L'auteur nous raconte l'étrange destin de ce peuple maudit et apatride.

Disséminés entre le Cambodge et le Viêt Nam, les Chams sont les héritiers d’un empire disparu : le Champa. Les Khmers affirment que les Chams sont nés de l’union d’un chien et d’une truie, et leur prêtent de redoutables pouvoirs magiques. Quant à Pol Pot, le tyran rouge, il a bien failli les exterminer jusqu’au dernier. Cambodgiens sans être khmers, musulmans dans des pays majoritairement bouddhistes, les Chams balancent aujourd’hui entre une participation à l’Ummah islamique et leur fidélité à la terre de leurs ancêtres. Écrivain, reporter et réalisateur, Bruno Deniel-Laurent les fréquente depuis plus de quinze ans : évoquant l’étonnant destin de la diaspora chame et les péripéties de leur histoire mouvementée, il raconte le quotidien de ce peuple singulier où il est question de médiums, d’esprits et de sacrifices.

Un ouvrage ethnologique édifiant et richement documenté.

EXTRAIT

Ces paisibles moines avaient beau être cambodgiens, ils n’étaient ni khmers, ni chinois, ni vietnamiens : j’étais entré au pays des Chams, un pays sans frontière
ni drapeau, dont l’existence doit tout à la mémoire et à la fidélité de ses héritiers…

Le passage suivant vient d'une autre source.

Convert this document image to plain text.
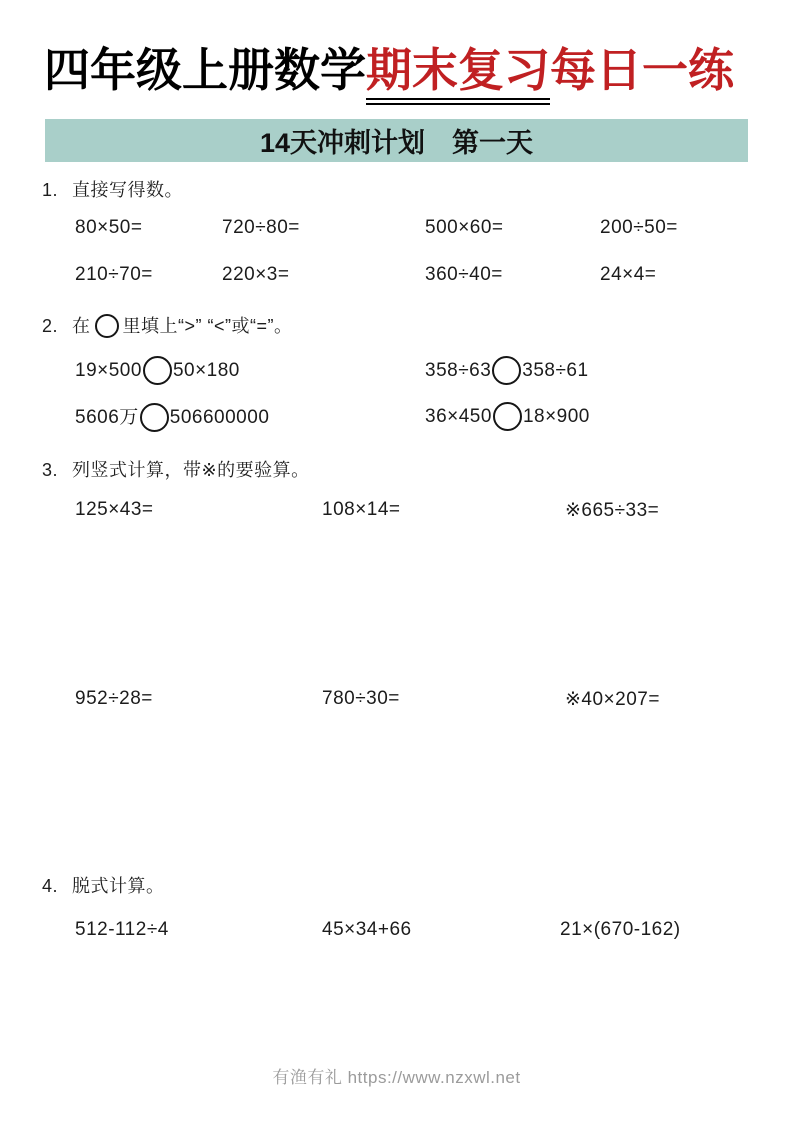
四年级上册数学期末复习每日一练
14天冲刺计划　第一天
1. 直接写得数。
80×50=	720÷80=	500×60=	200÷50=
210÷70=	220×3=	360÷40=	24×4=
2. 在 里填上“>” “<”或“=”。
19×500 50×180	358÷63 358÷61
5606万 506600000	36×450 18×900
3. 列竖式计算，带※的要验算。
125×43=	108×14=	※665÷33=
952÷28=	780÷30=	※40×207=
4. 脱式计算。
512-112÷4	45×34+66	21×(670-162)
有渔有礼 https://www.nzxwl.net
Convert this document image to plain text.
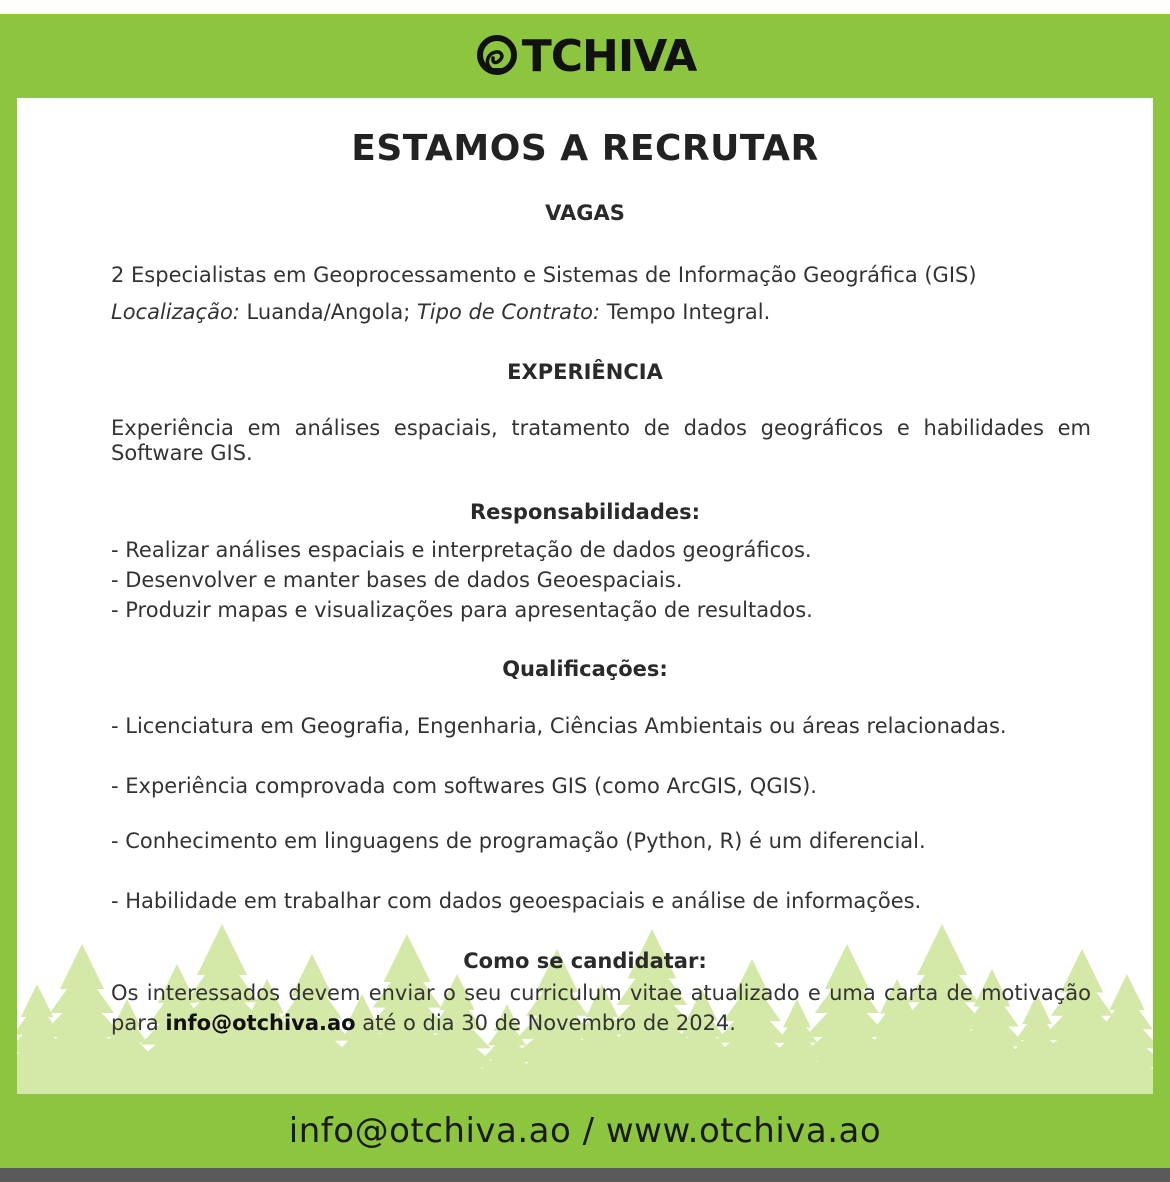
TCHIVA
ESTAMOS A RECRUTAR
VAGAS
2 Especialistas em Geoprocessamento e Sistemas de Informação Geográfica (GIS)
Localização: Luanda/Angola; Tipo de Contrato: Tempo Integral.
EXPERIÊNCIA
Experiência em análises espaciais, tratamento de dados geográficos e habilidades em Software GIS.
Responsabilidades:
- Realizar análises espaciais e interpretação de dados geográficos.
- Desenvolver e manter bases de dados Geoespaciais.
- Produzir mapas e visualizações para apresentação de resultados.
Qualificações:
- Licenciatura em Geografia, Engenharia, Ciências Ambientais ou áreas relacionadas.
- Experiência comprovada com softwares GIS (como ArcGIS, QGIS).
- Conhecimento em linguagens de programação (Python, R) é um diferencial.
- Habilidade em trabalhar com dados geoespaciais e análise de informações.
Como se candidatar:
Os interessados devem enviar o seu curriculum vitae atualizado e uma carta de motivação para info@otchiva.ao até o dia 30 de Novembro de 2024.
info@otchiva.ao / www.otchiva.ao
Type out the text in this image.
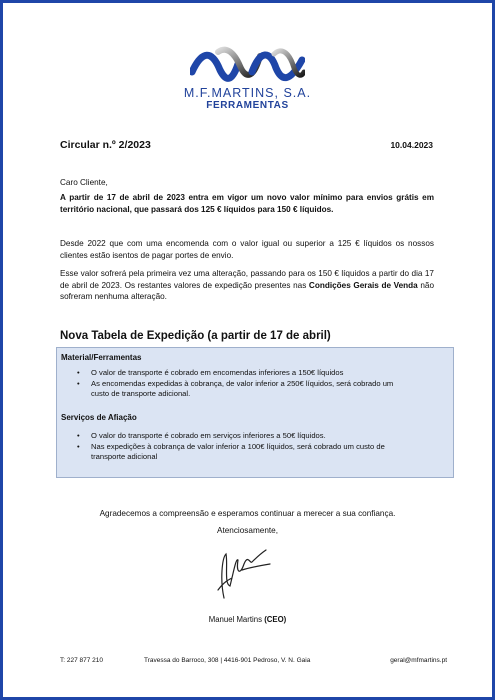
M.F.MARTINS, S.A.
FERRAMENTAS
Circular n.º 2/2023	10.04.2023
Caro Cliente,
A partir de 17 de abril de 2023 entra em vigor um novo valor mínimo para envios grátis em território nacional, que passará dos 125 € líquidos para 150 € líquidos.
Desde 2022 que com uma encomenda com o valor igual ou superior a 125 € líquidos os nossos clientes estão isentos de pagar portes de envio.
Esse valor sofrerá pela primeira vez uma alteração, passando para os 150 € líquidos a partir do dia 17 de abril de 2023. Os restantes valores de expedição presentes nas Condições Gerais de Venda não sofreram nenhuma alteração.
Nova Tabela de Expedição (a partir de 17 de abril)
Material/Ferramentas
• O valor de transporte é cobrado em encomendas inferiores a 150€ líquidos
• As encomendas expedidas à cobrança, de valor inferior a 250€ líquidos, será cobrado um custo de transporte adicional.
Serviços de Afiação
• O valor do transporte é cobrado em serviços inferiores a 50€ líquidos.
• Nas expedições à cobrança de valor inferior a 100€ líquidos, será cobrado um custo de transporte adicional
Agradecemos a compreensão e esperamos continuar a merecer a sua confiança.
Atenciosamente,
Manuel Martins (CEO)
T: 227 877 210	Travessa do Barroco, 308 | 4416-901 Pedroso, V. N. Gaia	geral@mfmartins.pt
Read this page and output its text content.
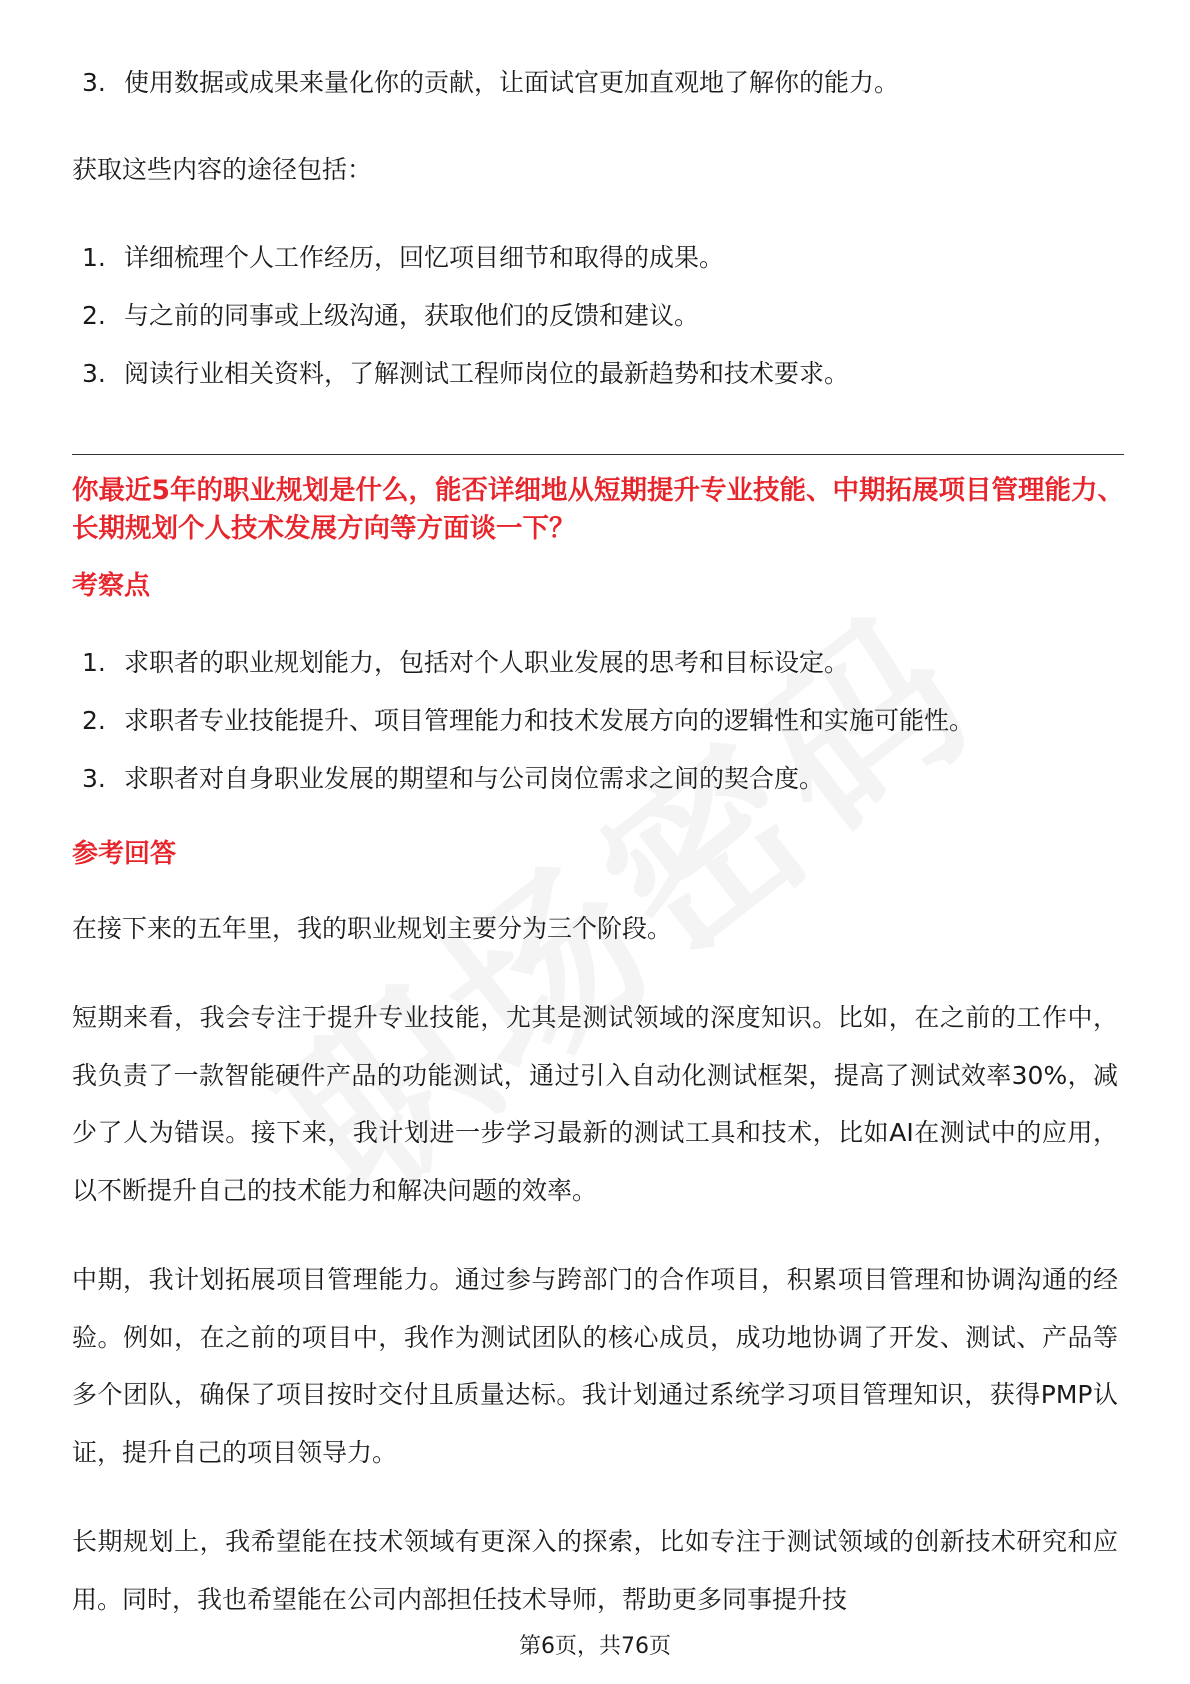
3. 使用数据或成果来量化你的贡献，让面试官更加直观地了解你的能力。

获取这些内容的途径包括：

1. 详细梳理个人工作经历，回忆项目细节和取得的成果。
2. 与之前的同事或上级沟通，获取他们的反馈和建议。
3. 阅读行业相关资料，了解测试工程师岗位的最新趋势和技术要求。

你最近5年的职业规划是什么，能否详细地从短期提升专业技能、中期拓展项目管理能力、长期规划个人技术发展方向等方面谈一下？

考察点

1. 求职者的职业规划能力，包括对个人职业发展的思考和目标设定。
2. 求职者专业技能提升、项目管理能力和技术发展方向的逻辑性和实施可能性。
3. 求职者对自身职业发展的期望和与公司岗位需求之间的契合度。

参考回答

在接下来的五年里，我的职业规划主要分为三个阶段。

短期来看，我会专注于提升专业技能，尤其是测试领域的深度知识。比如，在之前的工作中，我负责了一款智能硬件产品的功能测试，通过引入自动化测试框架，提高了测试效率30%，减少了人为错误。接下来，我计划进一步学习最新的测试工具和技术，比如AI在测试中的应用，以不断提升自己的技术能力和解决问题的效率。

中期，我计划拓展项目管理能力。通过参与跨部门的合作项目，积累项目管理和协调沟通的经验。例如，在之前的项目中，我作为测试团队的核心成员，成功地协调了开发、测试、产品等多个团队，确保了项目按时交付且质量达标。我计划通过系统学习项目管理知识，获得PMP认证，提升自己的项目领导力。

长期规划上，我希望能在技术领域有更深入的探索，比如专注于测试领域的创新技术研究和应用。同时，我也希望能在公司内部担任技术导师，帮助更多同事提升技

第6页，共76页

CE QU'EN PENSE LA CRITIQUE

Pour peindre ce ravage, un pinceau, l’intelligence, une seule encre, l’encre d’humour. - Sarah Vajda, Mauvaise nouvelle

À PROPOS DE L'AUTEUR

Bruno Deniel-Laurent est un écrivain et réalisateur français né en 1972, à Château-Gontier (département de la Mayenne).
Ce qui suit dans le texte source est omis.